In the embodiment of the separator according to FIGS. 3 and 4, a further separator chamber 23 with guide vanes 24 which can be set from the outside to tangentially direct the sifting air and solids into chamber 23, is provided in the pre-separator chamber 3. Thereby, further preliminary sifting takes place in chamber 23 with some separation of the coarse matter. This coarse matter as well as the coarser material which is separated-out by post-separation in the separator chamber 2 leaves the separator via the collecting funnel 25 and the line 26.

Claims

1. Circulating air classifier with vertical axis having a separator chamber in which coarse matter is separated from fine material, an impeller rotatable about the vertical axis disposed in the separator chamber to aid in separating the coarse matter from the fine material suspended in air rising up through the separator chamber, an opening in the bottom of the separator chamber through which the coarse matter discharges, at least another opening in the separator chamber above the bottom through which the fine material suspended in air is discharged, at least one cyclone for receiving said fine material suspended in air and separating the fine material from the air, connecting means for conducting the fine material suspended in air from the opening in the separator chamber to the cyclone, an air blower with an air suction inlet and a pressure discharge outlet, an air return line connecting the cyclone to the suction inlet for recirculating air separated in the cyclone, the improvement comprising

(A) a funnel-shaped pre-separator chamber disposed underneath and in open communication with the separator chamber which latter extends downwardly thereby directing any air and suspended matter from the pre-separator chamber upwardly through said rotatable impeller in the separator chamber,

(B) a compressed air-line with one end connected to the pressure discharge outlet of the air blower and the other end opening into the upper part of the funnel-shaped pre-separator with air from the air-line flowing tangentially into the pre-separator,

(C) inlet means in the compressed air-line upstream from the funnel-shaped pre-separator for the introduction of feed matter, which together with air flowing from the air blower enters the pre-separator tangentially causing coarse matter to be separated from the feed matter, said air and feed matter after separation of coarse matter passing upwardly through the separator chamber to said cyclone for separating the fine material from the air, and

(D) outlet means in the lower part of the pre-separator for the discharge of the coarse matter.

2. Circulating air classifier according to claim 1, wherein distributor means are disposed in the compressed air-line in the path of said feed matter to effect more uniform distribution of the feed matter in the air flowing through the compressed air-line.

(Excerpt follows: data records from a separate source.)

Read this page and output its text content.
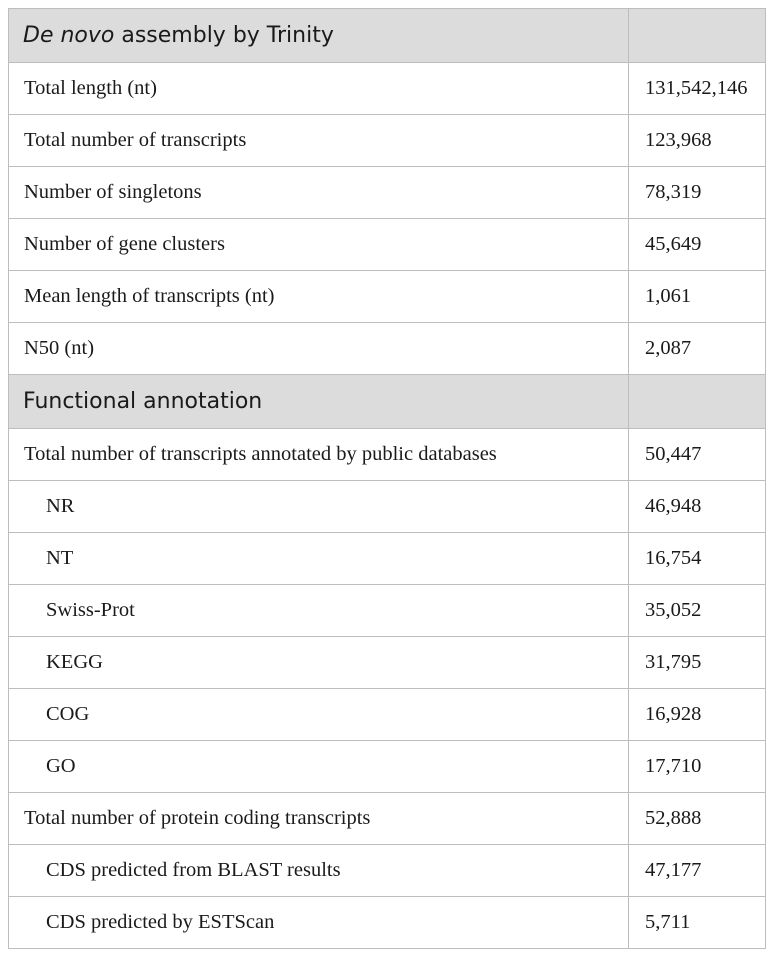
De novo assembly by Trinity	
Total length (nt)	131,542,146
Total number of transcripts	123,968
Number of singletons	78,319
Number of gene clusters	45,649
Mean length of transcripts (nt)	1,061
N50 (nt)	2,087
Functional annotation	
Total number of transcripts annotated by public databases	50,447
NR	46,948
NT	16,754
Swiss-Prot	35,052
KEGG	31,795
COG	16,928
GO	17,710
Total number of protein coding transcripts	52,888
CDS predicted from BLAST results	47,177
CDS predicted by ESTScan	5,711
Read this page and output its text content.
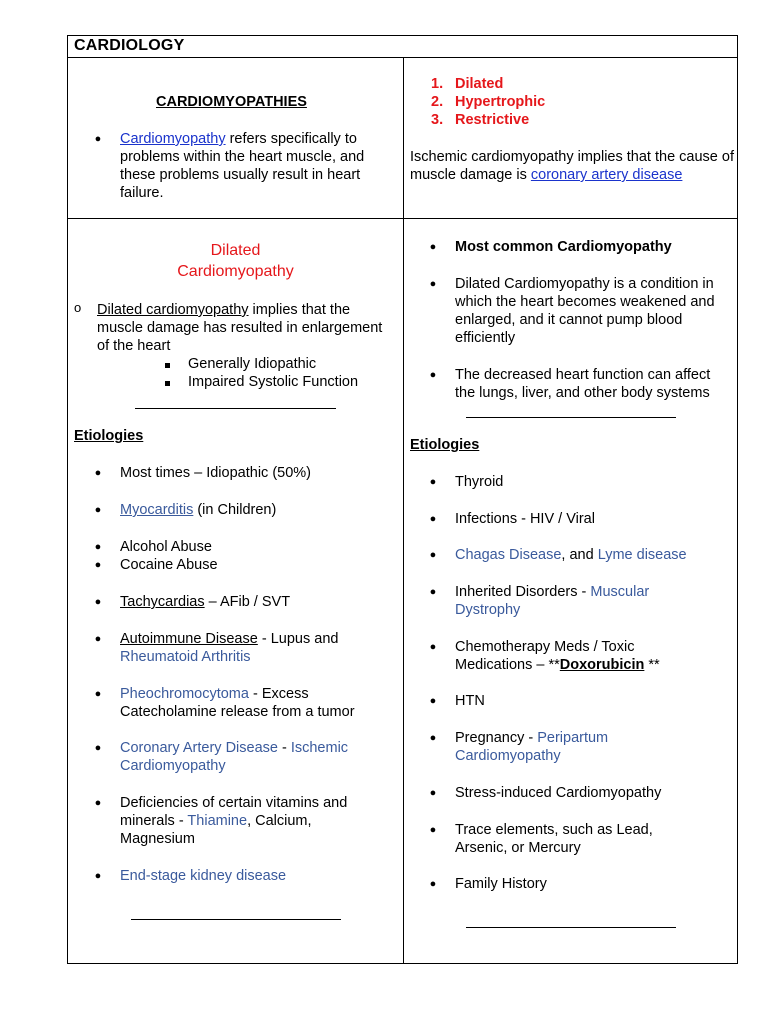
CARDIOLOGY
CARDIOMYOPATHIES
● Cardiomyopathy refers specifically to problems within the heart muscle, and these problems usually result in heart failure.
1. Dilated
2. Hypertrophic
3. Restrictive
Ischemic cardiomyopathy implies that the cause of muscle damage is coronary artery disease
Dilated
Cardiomyopathy
o Dilated cardiomyopathy implies that the muscle damage has resulted in enlargement of the heart
Generally Idiopathic
Impaired Systolic Function
Etiologies
● Most times – Idiopathic (50%)
● Myocarditis (in Children)
● Alcohol Abuse
● Cocaine Abuse
● Tachycardias – AFib / SVT
● Autoimmune Disease - Lupus and
Rheumatoid Arthritis
● Pheochromocytoma - Excess Catecholamine release from a tumor
● Coronary Artery Disease - Ischemic Cardiomyopathy
● Deficiencies of certain vitamins and minerals - Thiamine, Calcium, Magnesium
● End-stage kidney disease
● Most common Cardiomyopathy
● Dilated Cardiomyopathy is a condition in which the heart becomes weakened and enlarged, and it cannot pump blood efficiently
● The decreased heart function can affect the lungs, liver, and other body systems
Etiologies
● Thyroid
● Infections - HIV / Viral
● Chagas Disease, and Lyme disease
● Inherited Disorders - Muscular
Dystrophy
● Chemotherapy Meds / Toxic
Medications – **Doxorubicin **
● HTN
● Pregnancy - Peripartum
Cardiomyopathy
● Stress-induced Cardiomyopathy
● Trace elements, such as Lead, Arsenic, or Mercury
● Family History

3. Circulating air classifier according to claim 1, wherein a post-separator chamber is disposed underneath the funnel-shaped pre-separator to receive the coarse matter leaving the pre-separator, and wherein a branch line from the compressed air line supplies air to the post-separator chamber to effect removal of fine material contained in the coarse matter entering the post-separator chamber.

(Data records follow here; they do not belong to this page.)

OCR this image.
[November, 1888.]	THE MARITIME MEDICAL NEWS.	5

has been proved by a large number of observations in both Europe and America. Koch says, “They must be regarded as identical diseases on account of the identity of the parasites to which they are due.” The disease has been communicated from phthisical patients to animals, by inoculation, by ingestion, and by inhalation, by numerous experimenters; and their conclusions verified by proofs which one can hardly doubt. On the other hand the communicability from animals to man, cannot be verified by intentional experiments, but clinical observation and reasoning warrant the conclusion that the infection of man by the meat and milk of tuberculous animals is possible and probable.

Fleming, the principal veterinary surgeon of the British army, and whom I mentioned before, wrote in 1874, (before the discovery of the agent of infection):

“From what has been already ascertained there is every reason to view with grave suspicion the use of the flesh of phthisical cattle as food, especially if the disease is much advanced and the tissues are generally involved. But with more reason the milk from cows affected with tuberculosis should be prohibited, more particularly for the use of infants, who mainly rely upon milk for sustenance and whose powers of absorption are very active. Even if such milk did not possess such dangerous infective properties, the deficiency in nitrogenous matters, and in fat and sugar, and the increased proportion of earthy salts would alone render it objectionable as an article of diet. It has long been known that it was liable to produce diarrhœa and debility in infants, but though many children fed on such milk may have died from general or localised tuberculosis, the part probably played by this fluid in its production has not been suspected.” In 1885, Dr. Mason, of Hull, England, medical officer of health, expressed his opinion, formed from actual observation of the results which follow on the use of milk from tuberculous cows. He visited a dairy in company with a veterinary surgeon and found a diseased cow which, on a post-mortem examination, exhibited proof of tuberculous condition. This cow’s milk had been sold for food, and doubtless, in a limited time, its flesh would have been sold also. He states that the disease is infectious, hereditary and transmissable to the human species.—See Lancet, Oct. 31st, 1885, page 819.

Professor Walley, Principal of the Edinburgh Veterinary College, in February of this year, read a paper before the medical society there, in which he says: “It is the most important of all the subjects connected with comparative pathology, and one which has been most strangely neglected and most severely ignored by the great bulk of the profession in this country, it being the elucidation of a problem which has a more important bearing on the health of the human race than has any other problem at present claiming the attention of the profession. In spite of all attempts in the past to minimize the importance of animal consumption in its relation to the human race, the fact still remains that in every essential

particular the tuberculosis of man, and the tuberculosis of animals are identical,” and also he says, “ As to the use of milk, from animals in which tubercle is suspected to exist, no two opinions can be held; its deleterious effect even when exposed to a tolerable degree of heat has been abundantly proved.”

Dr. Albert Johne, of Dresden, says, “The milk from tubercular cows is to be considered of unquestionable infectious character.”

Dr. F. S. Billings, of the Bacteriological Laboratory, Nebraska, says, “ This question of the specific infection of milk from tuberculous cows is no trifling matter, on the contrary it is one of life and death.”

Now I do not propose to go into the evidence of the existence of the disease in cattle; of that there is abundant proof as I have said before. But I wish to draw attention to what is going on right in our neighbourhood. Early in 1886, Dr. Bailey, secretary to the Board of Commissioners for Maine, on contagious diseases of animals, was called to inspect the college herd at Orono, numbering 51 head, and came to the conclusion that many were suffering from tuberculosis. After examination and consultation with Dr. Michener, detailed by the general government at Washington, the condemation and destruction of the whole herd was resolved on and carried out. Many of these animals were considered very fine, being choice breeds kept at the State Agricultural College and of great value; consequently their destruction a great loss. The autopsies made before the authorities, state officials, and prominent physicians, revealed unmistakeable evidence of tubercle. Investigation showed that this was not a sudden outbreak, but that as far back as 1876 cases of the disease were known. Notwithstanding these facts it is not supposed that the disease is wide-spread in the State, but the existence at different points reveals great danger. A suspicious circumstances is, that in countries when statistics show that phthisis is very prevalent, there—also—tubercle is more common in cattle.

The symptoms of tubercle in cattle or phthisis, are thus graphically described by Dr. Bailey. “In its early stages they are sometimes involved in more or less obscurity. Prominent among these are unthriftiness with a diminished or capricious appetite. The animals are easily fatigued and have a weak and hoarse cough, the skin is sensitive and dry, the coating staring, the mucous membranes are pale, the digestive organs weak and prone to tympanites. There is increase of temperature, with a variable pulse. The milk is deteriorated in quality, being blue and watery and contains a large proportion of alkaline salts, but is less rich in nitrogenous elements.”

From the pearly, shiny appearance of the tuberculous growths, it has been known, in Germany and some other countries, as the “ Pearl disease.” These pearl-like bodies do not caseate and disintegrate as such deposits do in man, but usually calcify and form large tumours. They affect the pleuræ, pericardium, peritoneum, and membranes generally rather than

4. Circulating air classifier according to claim 1, including a second, smaller funnel-shaped chamber disposed within the first funnel-shaped chamber and beneath the separator chamber to receive the coarse matter which discharges through the bottom of the separator chamber and which second funnel-shaped chamber has a discharge outlet separate from the outlet means of the first funnel-shaped chamber for the discharge of coarse matter entering the second chamber.